Introduction to the Episcopal Church
Session
9
Understanding
the Book of Common Prayer (BCP)
Part
5: The Sacraments: Baptism, Confirmation and Ordination
The
Book of Common Prayer is a strategy of prayer to invoke God upon the times of
our life. Sacraments are the prayers that pertain to the
crises in our life that confront us as we grow up within a community. Sacraments, like baptism, confirmation and
ordination may be a one-time rite but the rite does not exhaust the meaning of
what is being celebrated in the rites.
Our
common conceptions of these sacraments may include the following. Baptism is done with water; the Baptists a
lot of water and Catholics and Episcopalians a little water. Baptism is for our salvation to save us from
going to hell. Baptism is like a birth
ritual that all families do because that is what our parents and grandparents
want us to do to our babies.
Many
people come to the church to ask to have their babies baptized without having
any intention at all of ever bringing their children to church. It is sort of like, “just in case there is
something to all of that hocus pocus, I want to have my children covered.” What people don’t realize is that if they do
get their children baptized and respond to all of the baptismal vows and then
do not follow up with honoring the vows, they have in fact begun their children’s
life by lying to God and to themselves or they may just be ignorant about what
is involved in the meaning of baptism.
People need to know that Jesus said the kingdom of God belongs to
children and he said that about children who were not necessarily
baptized. So there should be no pressure
to get children baptized if one does not commit to baptismal living.
What
is the crisis that we live into in our baptism?
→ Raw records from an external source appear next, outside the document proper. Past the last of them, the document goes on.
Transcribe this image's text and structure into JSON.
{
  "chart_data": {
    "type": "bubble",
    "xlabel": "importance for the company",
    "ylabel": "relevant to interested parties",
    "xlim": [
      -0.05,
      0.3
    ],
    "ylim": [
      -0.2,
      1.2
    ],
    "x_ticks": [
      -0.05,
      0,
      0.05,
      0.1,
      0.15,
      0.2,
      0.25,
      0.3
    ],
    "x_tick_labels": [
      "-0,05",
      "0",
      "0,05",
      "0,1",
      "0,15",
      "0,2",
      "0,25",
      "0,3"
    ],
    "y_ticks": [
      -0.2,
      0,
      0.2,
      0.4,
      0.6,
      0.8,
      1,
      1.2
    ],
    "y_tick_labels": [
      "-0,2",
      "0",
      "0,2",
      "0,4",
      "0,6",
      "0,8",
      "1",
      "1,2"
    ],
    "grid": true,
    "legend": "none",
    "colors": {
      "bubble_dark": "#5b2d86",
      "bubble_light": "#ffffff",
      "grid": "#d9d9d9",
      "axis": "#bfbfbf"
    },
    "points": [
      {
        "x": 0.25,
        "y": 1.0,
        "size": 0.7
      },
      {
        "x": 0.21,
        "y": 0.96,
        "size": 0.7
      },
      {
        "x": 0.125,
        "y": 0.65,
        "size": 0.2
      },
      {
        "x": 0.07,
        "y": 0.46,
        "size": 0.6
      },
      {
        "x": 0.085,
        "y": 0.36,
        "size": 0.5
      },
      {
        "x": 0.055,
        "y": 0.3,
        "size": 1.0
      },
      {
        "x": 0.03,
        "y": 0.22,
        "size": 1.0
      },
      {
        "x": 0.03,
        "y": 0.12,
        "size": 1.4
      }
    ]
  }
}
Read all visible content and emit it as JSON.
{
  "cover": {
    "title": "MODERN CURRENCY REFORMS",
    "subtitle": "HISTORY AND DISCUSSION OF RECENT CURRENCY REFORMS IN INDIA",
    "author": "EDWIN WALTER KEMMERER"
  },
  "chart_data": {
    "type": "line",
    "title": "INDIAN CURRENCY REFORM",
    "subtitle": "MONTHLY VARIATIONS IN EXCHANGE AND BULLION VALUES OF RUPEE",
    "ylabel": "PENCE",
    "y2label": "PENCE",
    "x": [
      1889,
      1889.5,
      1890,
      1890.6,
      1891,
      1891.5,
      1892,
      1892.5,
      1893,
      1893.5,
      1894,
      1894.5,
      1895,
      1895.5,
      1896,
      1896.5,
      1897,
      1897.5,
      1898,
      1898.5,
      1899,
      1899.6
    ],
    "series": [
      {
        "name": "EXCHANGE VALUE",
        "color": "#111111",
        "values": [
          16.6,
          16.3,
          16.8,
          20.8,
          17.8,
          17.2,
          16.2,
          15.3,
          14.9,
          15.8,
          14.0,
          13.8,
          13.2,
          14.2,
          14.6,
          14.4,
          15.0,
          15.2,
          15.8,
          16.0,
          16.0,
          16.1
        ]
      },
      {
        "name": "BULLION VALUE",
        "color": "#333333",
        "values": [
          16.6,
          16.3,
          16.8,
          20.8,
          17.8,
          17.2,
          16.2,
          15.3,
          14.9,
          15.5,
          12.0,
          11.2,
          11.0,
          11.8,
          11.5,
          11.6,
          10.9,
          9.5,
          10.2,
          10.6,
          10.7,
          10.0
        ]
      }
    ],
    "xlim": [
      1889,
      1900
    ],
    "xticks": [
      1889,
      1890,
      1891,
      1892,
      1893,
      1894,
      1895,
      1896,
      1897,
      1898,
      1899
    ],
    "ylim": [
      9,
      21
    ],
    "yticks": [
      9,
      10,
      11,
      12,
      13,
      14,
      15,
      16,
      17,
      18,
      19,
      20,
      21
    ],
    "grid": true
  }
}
The crisis involves setting the values to define and express the meaning
and worth of our lives. How do I come to
know who I am and my value? This is the
major crisis of our entire life at every age and baptism is a particular way of
determining and setting value in our lives.
For adults who are baptized (and remember that even though infant
baptism may be a more common practice, the words of the baptismal rite assume
adult maturity) they have come to discover that the value of their lives has
received significant definition because of the life, death and resurrection of
Jesus Christ as it has been received and practiced within Christian
tradition. To be baptized is to come to
understand that one is loved by God, one is forgiven by God, one is perfectible
(always able to be better through educative repentance) and that one is gifted
by God for purposeful worth and value to other people in the community.
Living
in an imperfect world with imperfect people means that we can take on
unenlightened self-value and value of others.
In baptism we commit to a willingness always to be on the path toward
more excellent values in knowing who we are and what we are to do with our
lives as it pertains to loving God, loving our neighbors and loving
ourselves. Each person is constituted by
the way in which he or she has taken on the words of their lives. Our lives get scripted by our learning
environments even as we exercise some freedom of choice for the discovery of new
values through the ways in which we take conscious steps in learning.
For
parents and adults in a community of baptized infants and children, we become
the ones who express the prevenient grace of God to the young ones whom we have
promised to mentor with the example of our lives. As adults we are to give the word framework
for our children to value their lives in the very best possible way. We want to constitute the word lives of our
children with the following values: they are loved by God, they are forgiven
even as they are encouraged to understand their perfectibility, they are gifted
for their own self care and for their value to their community. In a community that practices infant and
child baptism, the adults need to embrace their ministry to “be God’s
prevenient grace” to our children.
Prevenient grace simply means that grace and love is expressed towards
us before we ever fully understand the significance of that grace and love. With the word environment that we give to our
children we are in effect setting the context for how they come to understand
their value. And this is real and active
grace.
In
the next sessions, we are going to look at baptism, confirmation and
ordination. Confirmation historically
became a maturation rite when infant baptism became the prevalent
practice. Baptism involves the
proclamation of the gifts of the baptized.
Gifts pertained to our value to our community and so ultimately
baptismal grace is articulated in what we do in our lives because of our
gifts. This will be the tie in that we
will make with confirmation and ordination.
Exercise:
Ponder the meanings of baptism in your
experience and in the experience of the culture in which you have lived. How have you understood baptism? Reflect upon different baptismal practices. Jewish proselyte baptism. The baptism of John the Baptist. Why did Jesus get baptized by John the
Baptist, if his baptism was a baptism for the remission of sins? Is there infant baptism in the New Testament
writings? Who were the Anabaptists? Why do some churches require that you get
re-baptized as an adult? What is the
relationship between salvation and baptism?
Why do some churches say that baptism is not related to salvation, only
a public witness after one has been “saved or asked Jesus into one’s heart?”
Don’t be afraid of doubt or questions.
Don’t be afraid of doubt or questions.